Accompagnando Virginia
La comunità ebraica di Venezia, i famigliari, le amiche e gli amici, alcuni dei suoi allievi hanno seguito le spoglie di Virginia Gattegno nel loro ultimo viaggio verso il cimitero del Lido. Lo hanno fatto come si usa in Laguna da secoli: in corteo si accompagna il feretro in una cerimonia silente che fa il giro del Campo di Ghetto Nuovo, quindi si prosegue fino a fermarsi di fronte alla porta aperta di una delle sinagoghe in Ghetto Vecchio. In quei luoghi Virginia ha abitato negli ultimi vent’anni, portandovi il suo sguardo disincantato e affamato di vita, lei che aveva conosciuto da giovane l’abisso della morte ad Auschwitz. Nell’ora del commiato, quando ormai tutto è compiuto e anche l’ultimo pugno di terra ricopre la bara, il rabbino Daniel Touitou ha pronunciato parole semplici e forti, che a Virginia sarebbero piaciute: “Una delle ultime volte che l’ho incontrata mi ha parlato del numero che le hanno tatuato sul braccio sinistro ad Auschwitz. ‘Mi hanno detto che potrei cancellarlo – ha mormorato Virginia – ma io non voglio farlo e sai perché? Perché si tratta di un documento’. Ecco – ha proseguito Touitou – noi adesso stiamo seppellendo quel documento, e sta a noi fare in modo che non venga dimenticato”.

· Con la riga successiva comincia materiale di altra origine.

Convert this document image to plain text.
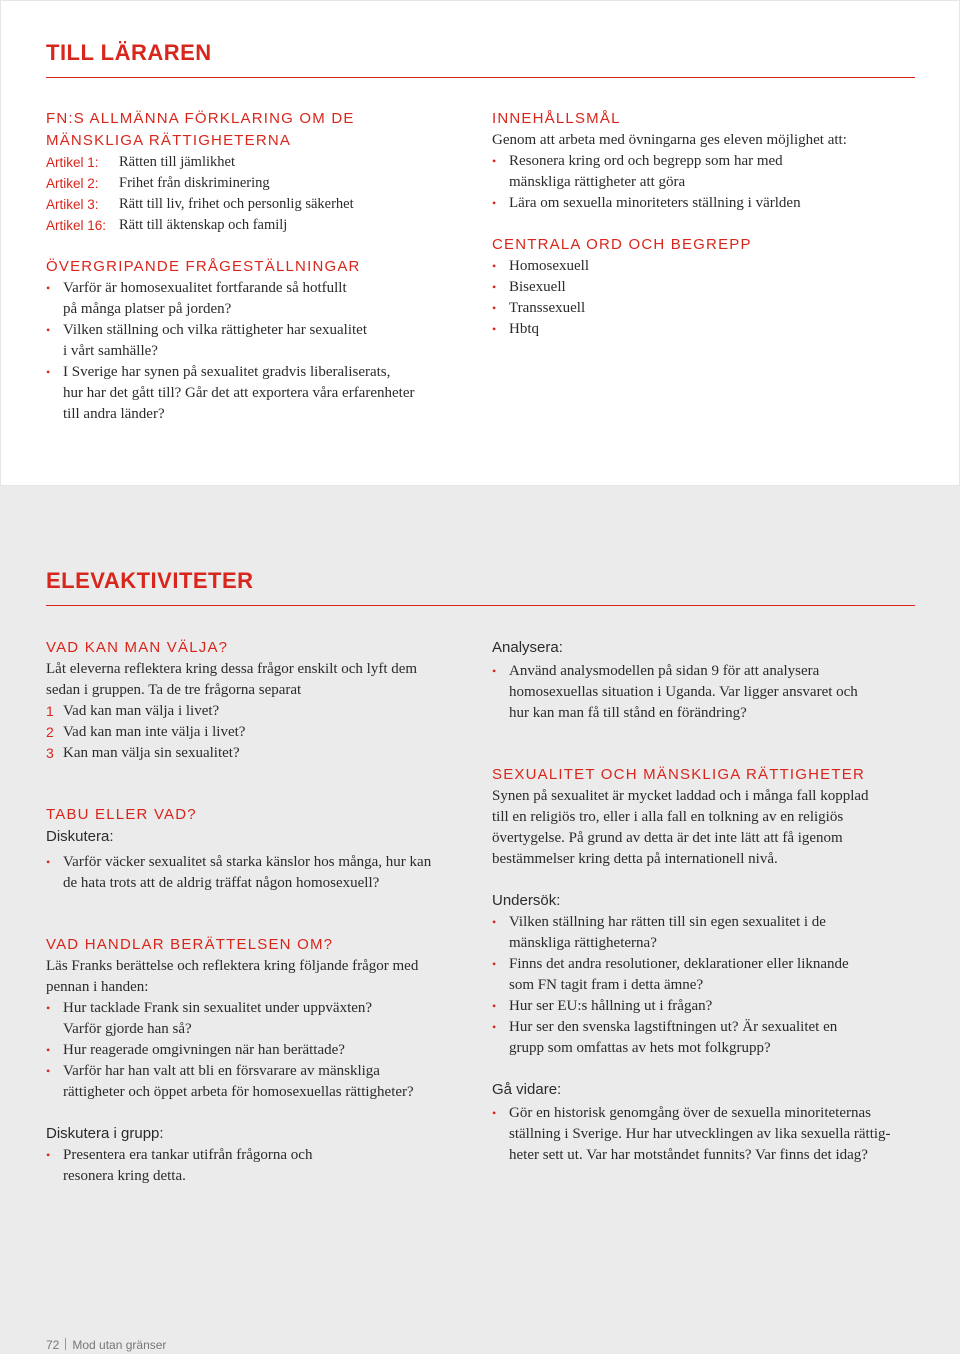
TILL LÄRAREN
FN:S ALLMÄNNA FÖRKLARING OM DE
MÄNSKLIGA RÄTTIGHETERNA
Artikel 1:	Rätten till jämlikhet
Artikel 2:	Frihet från diskriminering
Artikel 3:	Rätt till liv, frihet och personlig säkerhet
Artikel 16: Rätt till äktenskap och familj
ÖVERGRIPANDE FRÅGESTÄLLNINGAR
• Varför är homosexualitet fortfarande så hotfullt
på många platser på jorden?
• Vilken ställning och vilka rättigheter har sexualitet
i vårt samhälle?
• I Sverige har synen på sexualitet gradvis liberaliserats,
hur har det gått till? Går det att exportera våra erfarenheter
till andra länder?
INNEHÅLLSMÅL
Genom att arbeta med övningarna ges eleven möjlighet att:
• Resonera kring ord och begrepp som har med
mänskliga rättigheter att göra
• Lära om sexuella minoriteters ställning i världen
CENTRALA ORD OCH BEGREPP
• Homosexuell
• Bisexuell
• Transsexuell
• Hbtq
ELEVAKTIVITETER
VAD KAN MAN VÄLJA?
Låt eleverna reflektera kring dessa frågor enskilt och lyft dem
sedan i gruppen. Ta de tre frågorna separat
1 Vad kan man välja i livet?
2 Vad kan man inte välja i livet?
3 Kan man välja sin sexualitet?
TABU ELLER VAD?
Diskutera:
• Varför väcker sexualitet så starka känslor hos många, hur kan
de hata trots att de aldrig träffat någon homosexuell?
VAD HANDLAR BERÄTTELSEN OM?
Läs Franks berättelse och reflektera kring följande frågor med
pennan i handen:
• Hur tacklade Frank sin sexualitet under uppväxten?
Varför gjorde han så?
• Hur reagerade omgivningen när han berättade?
• Varför har han valt att bli en försvarare av mänskliga
rättigheter och öppet arbeta för homosexuellas rättigheter?
Diskutera i grupp:
• Presentera era tankar utifrån frågorna och
resonera kring detta.
Analysera:
• Använd analysmodellen på sidan 9 för att analysera
homosexuellas situation i Uganda. Var ligger ansvaret och
hur kan man få till stånd en förändring?
SEXUALITET OCH MÄNSKLIGA RÄTTIGHETER
Synen på sexualitet är mycket laddad och i många fall kopplad
till en religiös tro, eller i alla fall en tolkning av en religiös
övertygelse. På grund av detta är det inte lätt att få igenom
bestämmelser kring detta på internationell nivå.
Undersök:
• Vilken ställning har rätten till sin egen sexualitet i de
mänskliga rättigheterna?
• Finns det andra resolutioner, deklarationer eller liknande
som FN tagit fram i detta ämne?
• Hur ser EU:s hållning ut i frågan?
• Hur ser den svenska lagstiftningen ut? Är sexualitet en
grupp som omfattas av hets mot folkgrupp?
Gå vidare:
• Gör en historisk genomgång över de sexuella minoriteternas
ställning i Sverige. Hur har utvecklingen av lika sexuella rättig-
heter sett ut. Var har motståndet funnits? Var finns det idag?
72 Mod utan gränser
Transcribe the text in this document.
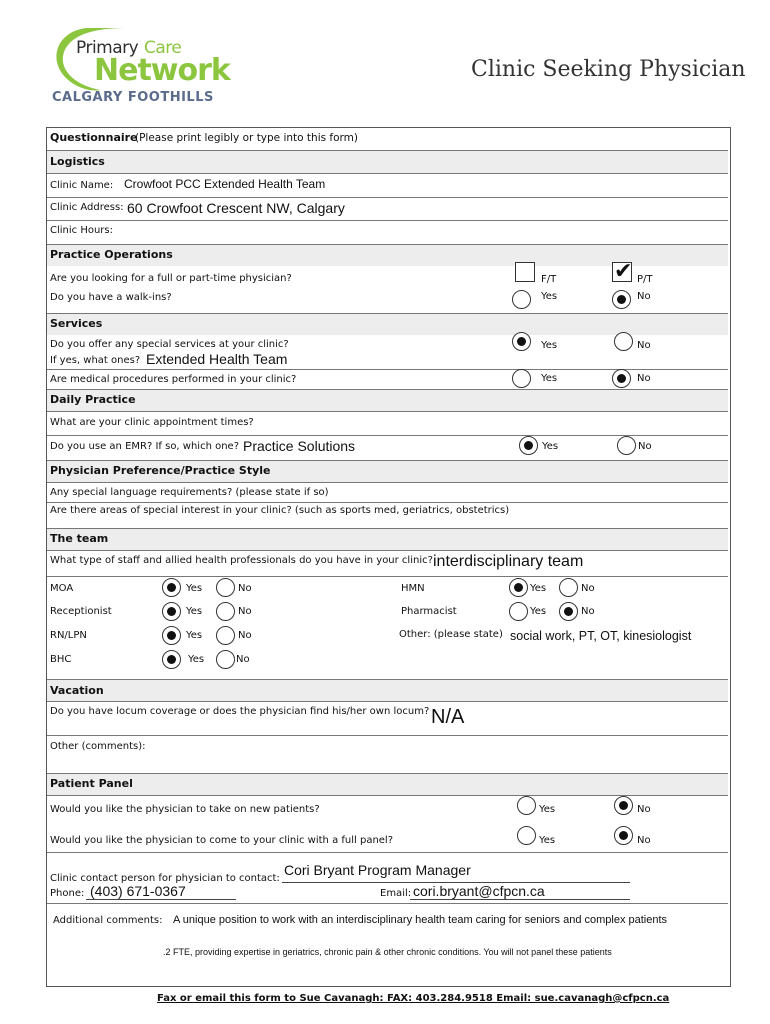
Primary Care
Network
CALGARY FOOTHILLS
Clinic Seeking Physician
Questionnaire
(Please print legibly or type into this form)
Logistics
Clinic Name: Crowfoot PCC Extended Health Team
Clinic Address: 60 Crowfoot Crescent NW, Calgary
Clinic Hours:
Practice Operations
Are you looking for a full or part-time physician?	F/T	✔ P/T
Do you have a walk-ins?	Yes	No
Services
Do you offer any special services at your clinic?	Yes	No
If yes, what ones? Extended Health Team
Are medical procedures performed in your clinic?	Yes	No
Daily Practice
What are your clinic appointment times?
Do you use an EMR? If so, which one? Practice Solutions	Yes	No
Physician Preference/Practice Style
Any special language requirements? (please state if so)
Are there areas of special interest in your clinic? (such as sports med, geriatrics, obstetrics)
The team
What type of staff and allied health professionals do you have in your clinic? interdisciplinary team
MOA	Yes	No
Receptionist	Yes	No
RN/LPN	Yes	No
BHC	Yes	No
HMN	Yes	No
Pharmacist	Yes	No
Other: (please state) social work, PT, OT, kinesiologist
Vacation
Do you have locum coverage or does the physician find his/her own locum? N/A
Other (comments):
Patient Panel
Would you like the physician to take on new patients?	Yes	No
Would you like the physician to come to your clinic with a full panel?	Yes	No
Clinic contact person for physician to contact:
Cori Bryant Program Manager
Phone: (403) 671-0367	Email: cori.bryant@cfpcn.ca
Additional comments: A unique position to work with an interdisciplinary health team caring for seniors and complex patients
.2 FTE, providing expertise in geriatrics, chronic pain & other chronic conditions. You will not panel these patients
Fax or email this form to Sue Cavanagh: FAX: 403.284.9518 Email: sue.cavanagh@cfpcn.ca
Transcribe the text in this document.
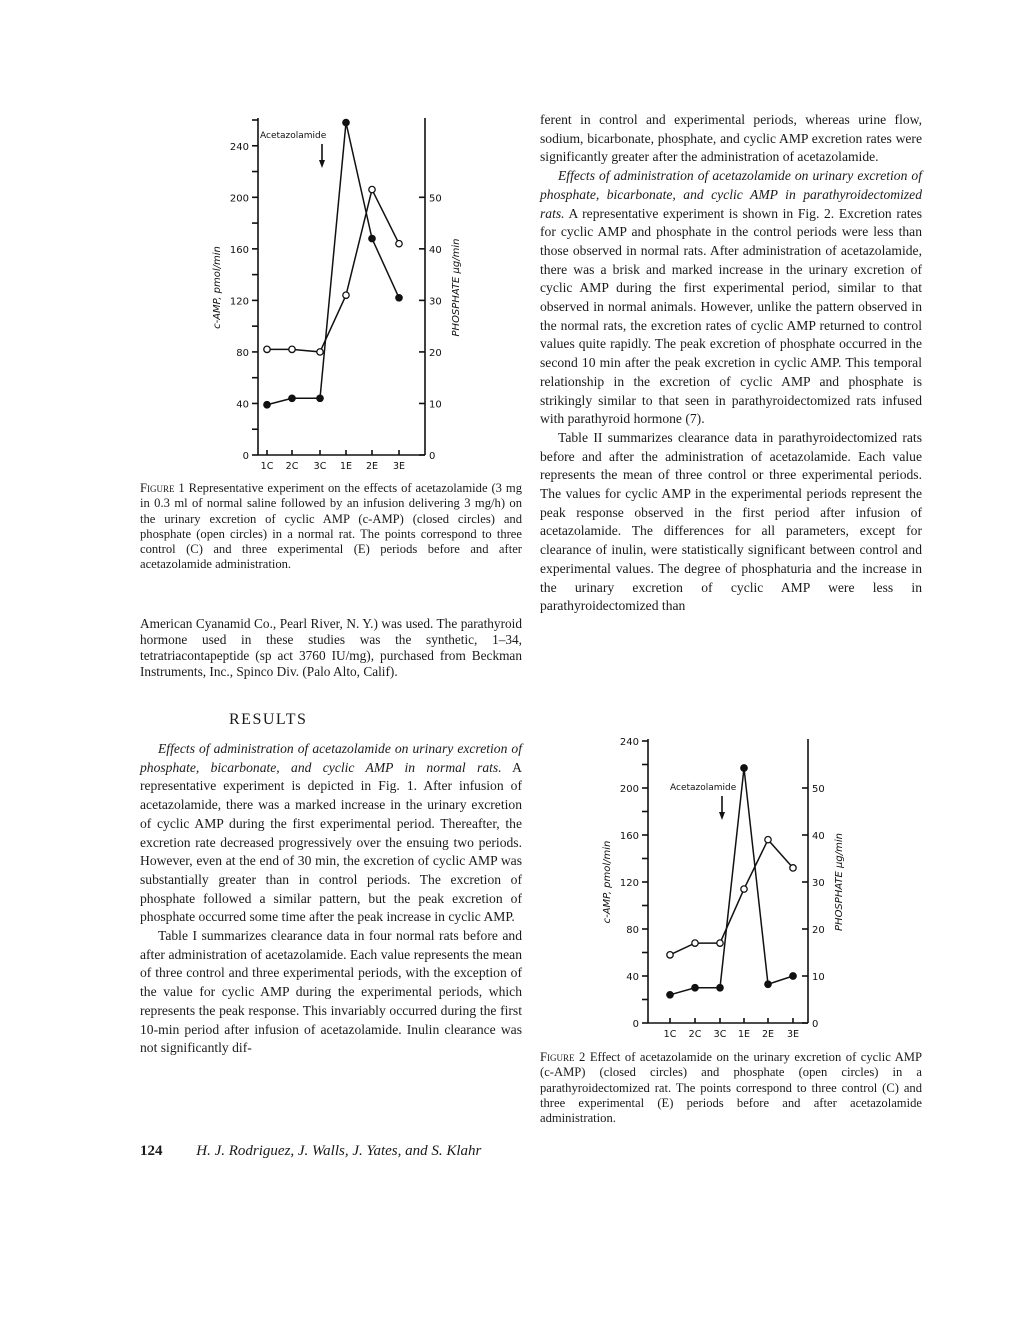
0
40
80
120
160
200
240
0
10
20
30
40
50
1C 2C 3C 1E 2E 3E
c-AMP, pmol/min	PHOSPHATE µg/min
Acetazolamide
Figure 1 Representative experiment on the effects of acetazolamide (3 mg in 0.3 ml of normal saline followed by an infusion delivering 3 mg/h) on the urinary excretion of cyclic AMP (c-AMP) (closed circles) and phosphate (open circles) in a normal rat. The points correspond to three control (C) and three experimental (E) periods before and after acetazolamide administration.

American Cyanamid Co., Pearl River, N. Y.) was used. The parathyroid hormone used in these studies was the synthetic, 1–34, tetratriacontapeptide (sp act 3760 IU/mg), purchased from Beckman Instruments, Inc., Spinco Div. (Palo Alto, Calif).

RESULTS

Effects of administration of acetazolamide on urinary excretion of phosphate, bicarbonate, and cyclic AMP in normal rats. A representative experiment is depicted in Fig. 1. After infusion of acetazolamide, there was a marked increase in the urinary excretion of cyclic AMP during the first experimental period. Thereafter, the excretion rate decreased progressively over the ensuing two periods. However, even at the end of 30 min, the excretion of cyclic AMP was substantially greater than in control periods. The excretion of phosphate followed a similar pattern, but the peak excretion of phosphate occurred some time after the peak increase in cyclic AMP.

Table I summarizes clearance data in four normal rats before and after administration of acetazolamide. Each value represents the mean of three control and three experimental periods, with the exception of the value for cyclic AMP during the experimental periods, which represents the peak response. This invariably occurred during the first 10-min period after infusion of acetazolamide. Inulin clearance was not significantly dif-

ferent in control and experimental periods, whereas urine flow, sodium, bicarbonate, phosphate, and cyclic AMP excretion rates were significantly greater after the administration of acetazolamide.

Effects of administration of acetazolamide on urinary excretion of phosphate, bicarbonate, and cyclic AMP in parathyroidectomized rats. A representative experiment is shown in Fig. 2. Excretion rates for cyclic AMP and phosphate in the control periods were less than those observed in normal rats. After administration of acetazolamide, there was a brisk and marked increase in the urinary excretion of cyclic AMP during the first experimental period, similar to that observed in normal animals. However, unlike the pattern observed in the normal rats, the excretion rates of cyclic AMP returned to control values quite rapidly. The peak excretion of phosphate occurred in the second 10 min after the peak excretion in cyclic AMP. This temporal relationship in the excretion of cyclic AMP and phosphate is strikingly similar to that seen in parathyroidectomized rats infused with parathyroid hormone (7).

Table II summarizes clearance data in parathyroidectomized rats before and after the administration of acetazolamide. Each value represents the mean of three control or three experimental periods. The values for cyclic AMP in the experimental periods represent the peak response observed in the first period after infusion of acetazolamide. The differences for all parameters, except for clearance of inulin, were statistically significant between control and experimental values. The degree of phosphaturia and the increase in the urinary excretion of cyclic AMP were less in parathyroidectomized than

0
40
80
120
160
200
240
0
10
20
30
40
50
1C 2C 3C 1E 2E 3E
c-AMP, pmol/min	PHOSPHATE µg/min
Acetazolamide
Figure 2 Effect of acetazolamide on the urinary excretion of cyclic AMP (c-AMP) (closed circles) and phosphate (open circles) in a parathyroidectomized rat. The points correspond to three control (C) and three experimental (E) periods before and after acetazolamide administration.
124 H. J. Rodriguez, J. Walls, J. Yates, and S. Klahr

Dimenticare è più facile di quel che sembra. Per dire, al funerale dell’ultima superstite di Auschwitz vivente in città non era presente nessun rappresentante dell’amministrazione comunale. Non un segno, non uno stendardo, neppure un mazzo di fiori. In quel Campo dove si ricorda ogni 25 aprile l’anniversario della resistenza di fronte ai monumenti che rammentano la Shoah non c’era quel mondo fatto di associazioni, di forze politiche e di istanze pubbliche che da sempre si fa carico della Memoria, quella con la pomposa emme maiuscola di cui si parla ogni 27 gennaio.
Anche per questo motivo è necessario che quel documento, quel numero che ora giace due metri sottoterra nell’antico cimitero ebraico del Lido di Venezia diventi uno strumento di conoscenza su cui lavorare, proprio nelle ore in cui dai confini orientali dell’Europa ritorna l’eco dei bombardamenti e diventa manifesto un presente fatto ancora una volta di soprusi e devastazioni.